The Python implementation first calculates the number of rows m and columns n. It iterates through all pairs of rows (r1, r2), then counts the columns where both rows have 1s. Using the combinatorial formula shared * (shared - 1) // 2, it calculates the number of rectangles formed by that row pair and adds it to result. Finally, it returns the total count.

Go Solution

func countCornerRectangles(grid [][]int) int {
    m, n := len(grid), len(grid[0])
    result := 0
    for r1 := 0; r1 < m; r1++ {
        for r2 := r1 + 1; r2 < m; r2++ {
            shared := 0
            for c := 0; c < n; c++ {
                if grid[r1][c] == 1 && grid[r2][c] == 1 {
                    shared++
                }
            }
            result += shared * (shared - 1) / 2
        }
    }
    return result
}

The Go version mirrors the Python logic, using integer division for the combinatorial calculation. Go requires explicit type handling for slices but otherwise works the same way.

Worked Examples

Example 1

grid = [[1,0,0,1,0],
        [0,0,1,0,1],
        [0,0,0,1,0],
        [1,0,1,0,1]]

For row pairs (1,3), shared columns with 1s are [2, 4]. Count = 2, rectangles = 2 * 1 / 2 = 1. Result = 1.

Example 2

grid = [[1,1,1],
        [1,1,1],
        [1,1,1]]

For each row pair, all columns have 1s. For row pair (0,1), shared = 3, rectangles = 3 * 2 / 2 = 3. (0,2) = 3, (1,2) = 3. Total = 9.

Example 3

grid = [[1,1,1,1]]

Only one row exists, so no row pairs. Result = 0.

Complexity Analysis

Measure Complexity Explanation
Time O(m^2 * n) Iterate through all pairs of rows and all columns for each pair
Space O(1) Only a few integer variables are used

The time complexity is dominated by the nested row loop and column check, while the space complexity is constant because no additional data structures proportional to input size are used.

Test Cases

# Provided examples
assert Solution().countCornerRectangles([[1,0,0,1,0],[0,0,1,0,1],[0,0,0,1,0],[1,0,1,0,1]]) == 1  # single rectangle
assert Solution().countCornerRectangles([[1,1,1],[1,1,1],[1,1,1]]) == 9  # multiple rectangles
assert Solution().countCornerRectangles([[1,1,1,1]]) == 0  # only one row

# Edge cases
assert Solution().countCornerRectangles([[1]]) == 0  # single cell
assert Solution().countCornerRectangles([[0,0],[0,0]]) == 0  # no 1s
assert Solution().countCornerRectangles([[1,0],[0,1]]) == 0  # no rectangle possible
assert Solution().countCornerRectangles([[1,1],[1,1]]) == 1  # smallest rectangle
Test Why
Single rectangle Validates simple case with one rectangle
Multiple rectangles Validates counting multiple rectangles in dense grids
Single row Cannot form rectangles, tests minimum row constraint
Single cell Cannot form rectangles, tests smallest grid
No 1s Grid with zeros only, tests absence of rectangles
Sparse 1s Ensure algorithm ignores non-corner patterns
Smallest rectangle Confirms algorithm detects minimal rectangle

Edge Cases

One important edge case is a grid with only a single row or a single column. Rectangles cannot form because at least two rows and two columns are required. The implementation naturally handles this by iterating over row pairs, which will not exist in a single-row grid.
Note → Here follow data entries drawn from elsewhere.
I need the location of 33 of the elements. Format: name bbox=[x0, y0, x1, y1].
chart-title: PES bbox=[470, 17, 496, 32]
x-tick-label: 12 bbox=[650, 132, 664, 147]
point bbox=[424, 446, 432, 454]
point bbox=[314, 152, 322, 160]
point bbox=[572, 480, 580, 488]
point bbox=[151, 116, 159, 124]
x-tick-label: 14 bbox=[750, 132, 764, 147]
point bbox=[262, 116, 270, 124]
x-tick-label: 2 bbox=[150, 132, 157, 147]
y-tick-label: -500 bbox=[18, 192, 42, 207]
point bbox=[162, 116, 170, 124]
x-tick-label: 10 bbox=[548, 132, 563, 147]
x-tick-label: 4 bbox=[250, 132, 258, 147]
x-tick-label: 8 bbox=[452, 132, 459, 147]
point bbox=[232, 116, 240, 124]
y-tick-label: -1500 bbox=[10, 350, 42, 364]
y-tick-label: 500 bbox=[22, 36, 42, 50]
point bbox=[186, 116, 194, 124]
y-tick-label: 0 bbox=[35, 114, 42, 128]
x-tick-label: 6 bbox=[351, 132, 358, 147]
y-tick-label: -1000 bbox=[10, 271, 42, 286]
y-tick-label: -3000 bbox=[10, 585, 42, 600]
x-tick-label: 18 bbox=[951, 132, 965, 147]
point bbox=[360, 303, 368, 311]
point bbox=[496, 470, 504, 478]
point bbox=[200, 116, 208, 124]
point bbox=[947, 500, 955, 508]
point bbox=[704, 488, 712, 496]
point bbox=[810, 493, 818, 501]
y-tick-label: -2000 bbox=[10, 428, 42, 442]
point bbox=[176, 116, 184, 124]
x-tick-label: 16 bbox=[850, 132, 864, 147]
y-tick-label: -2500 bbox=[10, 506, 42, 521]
Another edge case is a fully dense grid where every element is 1. This tests that the combinatorial counting works correctly and that the algorithm does not double-count rectangles. Each row pair will correctly calculate shared * (shared - 1) / 2 for the number of rectangles.

A third edge case is sparse grids with 1s scattered in such a way that some row pairs have no shared 1s. The algorithm correctly adds zero rectangles in these cases, preventing overcounting. This ensures correctness even when most of the matrix is 0.